In 2010, the Ministry of Communications and IT asked security agencies to conduct a secret audit to gauge if operators were following the revised guidelines that comprised strict verification norms. The audit revealed that of a sample size of 500 cellular phones, the verification norms were violated in as many as 65 per cent of the cases.

Following this revelation, DoT asked operators to ensure 100 per cent subscriber verification and set the deadline as October 2010. Operators that failed to comply with the process suffered subscriber losses as unverified connections were permanently or temporarily deactivated in October 2010.

Also, to keep tighter control on telecom subscribers, the ministry amended the telecom licence conditions in May 2011 and asked operators to provide location-specific details of their customers in the licensed service area. Location-based details enable operators to keep track of the geographical location of the mobile device using their network.

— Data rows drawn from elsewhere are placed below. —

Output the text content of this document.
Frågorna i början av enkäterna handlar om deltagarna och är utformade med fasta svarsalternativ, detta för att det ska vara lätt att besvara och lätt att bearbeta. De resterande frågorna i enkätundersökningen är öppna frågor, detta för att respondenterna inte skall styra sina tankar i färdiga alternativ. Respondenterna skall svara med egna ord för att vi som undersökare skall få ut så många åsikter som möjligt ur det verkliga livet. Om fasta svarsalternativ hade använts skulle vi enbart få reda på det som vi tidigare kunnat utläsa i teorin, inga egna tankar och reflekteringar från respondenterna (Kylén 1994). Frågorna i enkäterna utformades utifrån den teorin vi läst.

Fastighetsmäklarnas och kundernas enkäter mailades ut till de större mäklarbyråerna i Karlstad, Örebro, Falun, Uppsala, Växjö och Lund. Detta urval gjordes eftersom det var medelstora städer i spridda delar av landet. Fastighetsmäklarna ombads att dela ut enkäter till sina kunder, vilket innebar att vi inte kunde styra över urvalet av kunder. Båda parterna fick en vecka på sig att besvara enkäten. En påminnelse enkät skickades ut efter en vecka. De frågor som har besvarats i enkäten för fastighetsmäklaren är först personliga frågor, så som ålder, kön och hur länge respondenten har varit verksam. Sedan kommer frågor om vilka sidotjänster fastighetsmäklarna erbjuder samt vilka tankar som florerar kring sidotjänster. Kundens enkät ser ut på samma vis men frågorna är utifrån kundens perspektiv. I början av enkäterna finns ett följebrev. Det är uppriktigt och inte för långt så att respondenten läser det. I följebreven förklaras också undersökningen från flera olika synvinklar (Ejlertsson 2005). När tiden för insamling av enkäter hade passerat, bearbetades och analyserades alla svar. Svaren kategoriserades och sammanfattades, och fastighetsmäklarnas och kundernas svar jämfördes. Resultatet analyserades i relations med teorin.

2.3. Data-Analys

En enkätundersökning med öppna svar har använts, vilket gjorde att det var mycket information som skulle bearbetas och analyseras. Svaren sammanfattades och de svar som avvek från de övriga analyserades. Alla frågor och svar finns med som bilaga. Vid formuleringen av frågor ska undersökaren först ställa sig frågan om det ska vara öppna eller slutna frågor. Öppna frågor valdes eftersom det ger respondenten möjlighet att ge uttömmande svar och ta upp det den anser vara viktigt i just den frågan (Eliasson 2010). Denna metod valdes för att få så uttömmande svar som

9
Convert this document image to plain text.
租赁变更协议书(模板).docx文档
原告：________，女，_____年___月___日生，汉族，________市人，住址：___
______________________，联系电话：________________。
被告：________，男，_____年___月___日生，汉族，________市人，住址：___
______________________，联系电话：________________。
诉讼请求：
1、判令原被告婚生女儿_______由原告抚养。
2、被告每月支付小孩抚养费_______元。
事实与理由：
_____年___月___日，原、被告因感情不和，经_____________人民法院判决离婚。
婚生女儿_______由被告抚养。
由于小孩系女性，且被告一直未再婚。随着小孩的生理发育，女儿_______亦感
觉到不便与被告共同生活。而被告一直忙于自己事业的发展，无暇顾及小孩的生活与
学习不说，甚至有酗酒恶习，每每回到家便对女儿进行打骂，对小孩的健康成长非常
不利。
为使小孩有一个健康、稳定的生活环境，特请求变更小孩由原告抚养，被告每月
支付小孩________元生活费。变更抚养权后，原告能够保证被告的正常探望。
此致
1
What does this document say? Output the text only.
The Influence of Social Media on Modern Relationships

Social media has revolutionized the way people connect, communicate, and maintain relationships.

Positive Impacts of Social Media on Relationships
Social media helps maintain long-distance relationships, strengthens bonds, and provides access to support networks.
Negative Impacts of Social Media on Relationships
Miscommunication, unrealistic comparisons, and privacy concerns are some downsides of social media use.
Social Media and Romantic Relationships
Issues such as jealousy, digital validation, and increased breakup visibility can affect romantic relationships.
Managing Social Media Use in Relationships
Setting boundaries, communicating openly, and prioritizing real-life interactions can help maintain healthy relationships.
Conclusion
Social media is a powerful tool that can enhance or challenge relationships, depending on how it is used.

The new mandate required operators to install a system for tracking all mobile phone users within their service area and include the details in the call data records in the form of longitude and latitude. In urban areas, users need to be tracked within a 50 metre radius of their location, with an accuracy of 30 per cent. For semi-urban and rural areas, the user must be tracked within a 100-300 metre radius with 60-80 per cent accuracy.

Conclusion

Undoubtedly, the government is taking all possible measures to make telecom usage in the country more secure. However, the interception and decryption of all communication is a painstaking, time-consuming and expensive process for operators. Also, some level of encryption that cannot be accessed by any agency is mandatory to ensure secure e-transactions as well as for carrying out confidential electronic communications. With the growth of m-banking services, mobile transactions and exchange of confidential information by ministry officials and corporates through wireless telecom, the government and security agencies will need to lay out the security guidelines with caution to ensure that the privacy and personal safety of citizens is not compromised.